I've not really been able to find a concise answer; hoping someone can help a layman out… Most of my money is in retirement (although same questions apply eventually), but I've started dabbling with Ameritrade the last couple years…
I understand the basics of paying taxes only on your profit, and the short term and long term capital gains. My question is, is there a standard on how this is done, and who has to track/know it?
That can be a confusing question, so let me explain with an example:
Let's say I buy 10 shares of VTI 1.5 years ago (A). And I buy 10 shares of VTI 0.5 years ago (B). And today I sell 12 shares.
- Which 12 shares? Is it FIFO – 10 from A and 2 from B? Or is it 2 from A and 10 from B? Is it 6 and 6? 🙂
- And, I would ASSume… is the profit basis directly tied to each of those based on cost basis, e.g. cost/profit for each share based on whether it's A or B, or is there some averaging that occurs?
- Is there a standard that any brokerage would follow, or are the answers to the above “it depends on the brokerage.”

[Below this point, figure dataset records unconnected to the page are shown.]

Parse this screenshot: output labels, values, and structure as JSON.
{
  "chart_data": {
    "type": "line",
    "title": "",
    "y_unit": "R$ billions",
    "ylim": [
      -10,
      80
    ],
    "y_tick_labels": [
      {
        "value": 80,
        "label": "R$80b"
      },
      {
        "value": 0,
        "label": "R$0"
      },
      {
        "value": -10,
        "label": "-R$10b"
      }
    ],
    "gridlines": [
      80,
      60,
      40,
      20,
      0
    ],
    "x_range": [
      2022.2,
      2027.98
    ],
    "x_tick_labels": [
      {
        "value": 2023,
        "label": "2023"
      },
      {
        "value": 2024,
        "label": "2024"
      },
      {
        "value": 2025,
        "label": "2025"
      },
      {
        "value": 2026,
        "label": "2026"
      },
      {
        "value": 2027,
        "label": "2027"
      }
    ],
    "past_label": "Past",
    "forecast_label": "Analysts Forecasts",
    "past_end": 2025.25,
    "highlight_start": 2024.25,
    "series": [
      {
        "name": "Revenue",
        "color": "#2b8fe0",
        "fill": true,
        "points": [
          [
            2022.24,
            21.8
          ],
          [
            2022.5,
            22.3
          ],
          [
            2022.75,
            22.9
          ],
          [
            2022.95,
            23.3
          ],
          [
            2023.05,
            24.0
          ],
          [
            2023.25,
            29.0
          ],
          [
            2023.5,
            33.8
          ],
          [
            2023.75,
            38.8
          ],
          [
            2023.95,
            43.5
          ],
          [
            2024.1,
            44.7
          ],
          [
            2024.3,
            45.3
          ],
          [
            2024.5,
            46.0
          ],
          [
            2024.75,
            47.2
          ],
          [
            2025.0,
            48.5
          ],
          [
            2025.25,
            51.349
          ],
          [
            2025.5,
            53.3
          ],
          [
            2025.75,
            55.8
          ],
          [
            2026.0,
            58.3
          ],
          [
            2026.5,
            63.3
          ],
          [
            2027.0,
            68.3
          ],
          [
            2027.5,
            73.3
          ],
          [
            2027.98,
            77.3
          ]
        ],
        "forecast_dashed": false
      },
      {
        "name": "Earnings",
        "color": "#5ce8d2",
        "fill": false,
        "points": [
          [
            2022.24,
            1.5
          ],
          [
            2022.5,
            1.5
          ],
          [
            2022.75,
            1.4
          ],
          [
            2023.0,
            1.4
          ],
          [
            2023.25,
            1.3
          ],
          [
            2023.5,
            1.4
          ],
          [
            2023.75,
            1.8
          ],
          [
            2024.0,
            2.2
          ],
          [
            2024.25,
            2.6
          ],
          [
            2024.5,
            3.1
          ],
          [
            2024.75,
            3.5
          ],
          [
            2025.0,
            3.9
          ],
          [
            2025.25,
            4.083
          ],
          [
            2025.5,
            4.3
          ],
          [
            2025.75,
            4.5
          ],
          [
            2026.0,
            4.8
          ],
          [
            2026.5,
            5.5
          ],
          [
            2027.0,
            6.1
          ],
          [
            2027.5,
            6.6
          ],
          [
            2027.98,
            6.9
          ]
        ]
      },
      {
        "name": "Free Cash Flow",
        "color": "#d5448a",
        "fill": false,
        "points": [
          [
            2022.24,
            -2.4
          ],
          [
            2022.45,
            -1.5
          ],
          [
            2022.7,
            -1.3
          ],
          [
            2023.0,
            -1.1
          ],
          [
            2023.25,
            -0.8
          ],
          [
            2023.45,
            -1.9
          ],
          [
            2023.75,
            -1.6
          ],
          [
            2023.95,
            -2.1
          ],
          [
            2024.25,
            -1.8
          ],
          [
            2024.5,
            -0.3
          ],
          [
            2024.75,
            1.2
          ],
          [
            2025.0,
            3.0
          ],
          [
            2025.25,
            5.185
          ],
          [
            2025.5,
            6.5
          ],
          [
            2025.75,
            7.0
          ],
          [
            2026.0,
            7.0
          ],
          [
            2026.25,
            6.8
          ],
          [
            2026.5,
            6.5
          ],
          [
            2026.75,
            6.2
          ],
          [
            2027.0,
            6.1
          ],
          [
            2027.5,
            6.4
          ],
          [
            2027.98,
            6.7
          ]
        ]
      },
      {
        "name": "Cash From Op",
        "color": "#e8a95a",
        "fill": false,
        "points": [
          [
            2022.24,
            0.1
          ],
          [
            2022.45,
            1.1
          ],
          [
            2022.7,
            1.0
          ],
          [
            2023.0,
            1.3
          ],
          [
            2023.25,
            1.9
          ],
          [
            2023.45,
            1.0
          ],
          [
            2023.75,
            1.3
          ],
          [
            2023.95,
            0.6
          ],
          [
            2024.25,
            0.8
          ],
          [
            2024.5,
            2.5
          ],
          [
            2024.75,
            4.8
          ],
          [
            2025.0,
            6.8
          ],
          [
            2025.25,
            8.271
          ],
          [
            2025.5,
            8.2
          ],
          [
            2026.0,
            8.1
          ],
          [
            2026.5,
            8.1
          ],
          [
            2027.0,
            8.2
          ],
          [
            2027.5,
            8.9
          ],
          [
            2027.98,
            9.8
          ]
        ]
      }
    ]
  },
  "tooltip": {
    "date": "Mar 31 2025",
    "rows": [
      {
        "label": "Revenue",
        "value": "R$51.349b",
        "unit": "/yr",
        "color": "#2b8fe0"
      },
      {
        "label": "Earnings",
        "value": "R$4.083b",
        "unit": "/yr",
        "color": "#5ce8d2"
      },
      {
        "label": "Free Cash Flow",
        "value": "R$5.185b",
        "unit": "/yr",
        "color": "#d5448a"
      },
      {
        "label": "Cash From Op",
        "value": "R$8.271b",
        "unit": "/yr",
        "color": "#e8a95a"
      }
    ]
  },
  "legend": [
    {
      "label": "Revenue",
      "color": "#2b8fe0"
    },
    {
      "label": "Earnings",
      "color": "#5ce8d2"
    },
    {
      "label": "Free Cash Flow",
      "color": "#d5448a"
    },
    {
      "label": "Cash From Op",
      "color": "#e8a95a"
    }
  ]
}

- Who generally has to track all this? In other words, I've gotten 1099/1098 forms in the past – would that have all the info from the brokerage that I'd report to the IRS, or do I need to be figuring out the above amounts?
I would like to better understand the process (questions 1-3) but also want to learn my own responsibilities (4) or just trust the brokerage (or retirement manager). Thanks!